Foi a escritora Cida Sepúlveda, minha amiga de longa data,
quem me apresentou Carlos Trigueiro. "É um cara fantástico!" — disse-me ela.
— "Que pena a imprensa lhe dar pouco espaço". Conseguindo na Internet os
dados biográficos desse autor, fiquei um tanto desconfiado. "Estudou
Administração Pública na Fundação Getúlio Vargas... trabalhou no Banco do
Brasil... fez uma pós-graduação em Disciplinas Bancárias na Universidade de
Roma... abordou diversos temas socioeconômicos em seus artigos...". E daí,
perguntei a mim mesmo, o que é que esse currículo tradicional de um
economista tem de tão extraordinário assim? Comecei a folhear o romance
Libido aos pedaços, recém-lançado pela Editora Record, e minha opinião sobre
Carlos Trigueiro mudou, quase de imediato, da água para o vinho. À medida
que lia sua prosa arguta, inteligente, bem persuasiva na captura dos mais
finos matizes da psique humana e, ainda por cima, escrita naquele belo
português dos tempos clássicos que hoje em dia parece invulgar, se não
exótico, surgia-me vez por outra a impressão de que realmente o santo de
casa não faz milagres. Cheguei a comprovar tal hipótese ao conhecer as
demais obras de Carlos Trigueiro e, sobretudo, ao travar uma conversa
amigável com ele próprio, esse homem sábio, irônico, instruído ou, quem sabe,
desiludido pela sua vida em que duas atividades antagônicas, a economia e a
literatura, formam um arabesco singular e harmonioso. Acho que está na hora
de compartilhar com nossos leitores o essencial dessa longa conversa. [Oleg
Almeida]
Oleg Almeida – Logo de início farei a minha pergunta costumeira e mesmo um
pouco batida. Quando você resolveu ser escritor, ou melhor, com que idade é
que se interessou pela literatura? O que queria saber é se foi algo
espontâneo — digamos, um sonho ainda infantil que se realizou — ou uma
escolha consciente, amadurecida.
Carlos Trigueiro – Perfilho a opinião daqueles que dizem que o indivíduo já
nasce músico, ou pintor, ou poeta, ou ator, ou escritor, etc. Porém, se a
arte que nasce com o indivíduo e nele evolui e se expande, e se refina, e se
concretiza num patamar fora do comum, é outra história: depende de muitos
fatores. No meu caso nada extraordinário: tive uma infância livre e rica em
variedades de experiências, desde o contato com a natureza exuberante da
floresta e dos rios amazônicos às brincadeiras com outros molecotes da mesma
idade pelos areais, ondas e dunas das praias cearenses. Tais encontros
somados à impressão que me causavam os respectivos costumes regionais (dos
caboclos e suas canoas nos igarapés do Amazonas, e dos pescadores,
jangadeiros e suas jangadas nos mares e praias do Ceará, além de sentir de
perto a vida no agreste e no sertão, origens dos meus ancestrais maternos e
paternos) cedo despertaram minha curiosidade para registrar cenários,
paisagens, costumes e aventuras. Acho que comecei a escrever espontaneamente
ainda menino, "de" e "na" memória (tanto assim que o meu primeiro livro foi
Memórias da Liberdade), talvez porque eu não tinha máquina de escrever, ou
fotográfica ou filmadora, para registrar aquelas vivências e emoções.

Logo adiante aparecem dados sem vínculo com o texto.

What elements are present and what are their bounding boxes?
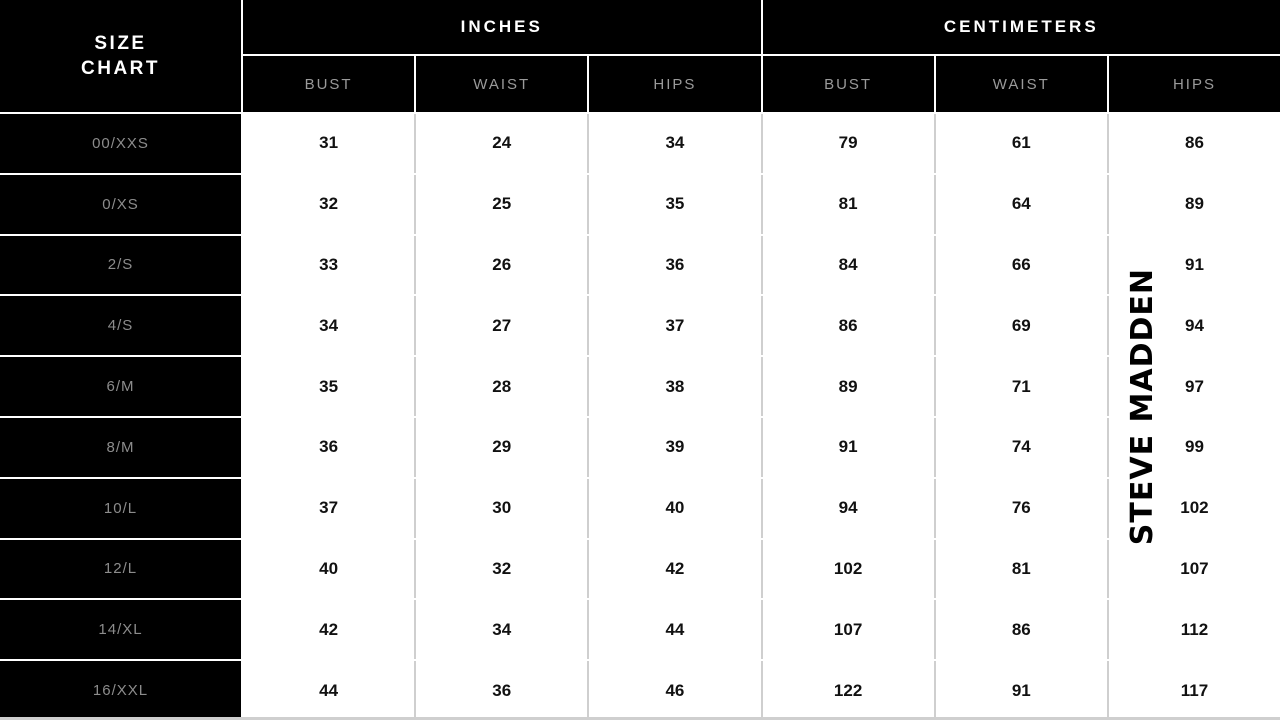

Bastava abrir os olhos e o coração para o mundo ao redor e percorrê-lo de
peito aberto, sem histórico, medos nem compromissos, tal como no poema Meus
oito anos de Casimiro de Abreu: com "pés descalços, braços nus, correndo
pelas campinas, a roda das cachoeiras, atrás das asas ligeiras, das
borboletas azuis". Enfim, na linguagem dos poetas, tornar-me escritor foi
metade sonho da consciência, metade consciência do sonho.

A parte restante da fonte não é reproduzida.